1. I love how my PoliticsDaily colleague Lizzie Skurnick lays into the whole Daddy Lit memoir thang  in this piece in The Daily Beast.

2. I’ve noted Formerly Hot – the self-described “tween site for grownups” –  in this space before. Lately, I’ve really enjoyed how blogger Stephanie Dolgoff weaves together more thoughtful pieces on what it means to age (see here for some ruminations on Thanksgivings past) alongside some very funny observations about aging, like this one on the SunMaid Raisin Lady.

3. I loved this short but ever-so-spot-on analysis of The Six Warning Signs of Adulthood by TrueSlant’s Caitlin Kelly.

4. If you’ve ever been an academic or lived with one, you will laugh out loud at this rendering of what the peer review process was like cerca 1945. Courtesy of some of my *formerly* academic colleagues…(you know who you are!)

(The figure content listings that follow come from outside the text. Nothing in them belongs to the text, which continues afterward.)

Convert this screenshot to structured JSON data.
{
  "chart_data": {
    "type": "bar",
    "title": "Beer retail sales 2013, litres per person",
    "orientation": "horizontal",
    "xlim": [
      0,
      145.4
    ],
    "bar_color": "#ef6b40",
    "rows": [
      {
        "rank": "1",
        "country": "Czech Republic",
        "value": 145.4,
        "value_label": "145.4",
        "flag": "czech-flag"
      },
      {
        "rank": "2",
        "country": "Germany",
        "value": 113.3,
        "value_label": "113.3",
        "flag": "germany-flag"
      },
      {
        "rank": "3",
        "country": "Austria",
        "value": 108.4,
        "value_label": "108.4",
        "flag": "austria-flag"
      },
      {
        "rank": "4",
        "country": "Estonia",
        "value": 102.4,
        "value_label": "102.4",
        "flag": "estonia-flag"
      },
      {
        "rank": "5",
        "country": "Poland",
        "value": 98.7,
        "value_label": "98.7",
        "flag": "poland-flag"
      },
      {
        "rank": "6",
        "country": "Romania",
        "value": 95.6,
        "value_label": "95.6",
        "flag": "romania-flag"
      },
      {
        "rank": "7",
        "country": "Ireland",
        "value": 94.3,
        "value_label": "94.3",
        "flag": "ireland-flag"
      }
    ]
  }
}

5. Two absolute gems via Practicing Writing: First, a digital image of the original manuscript of Charles Dickens’ A Christmas Carol – replete with all its edits – which you are invited to scan and comment upon in The New York Times. Second, T.S. Eliot reading The Love Song of J. Alfred Prufrock. Bliss!

6. Finally, earlier in the week I posted on the new law in Switzerland banning minarets over on PoliticsDaily.com.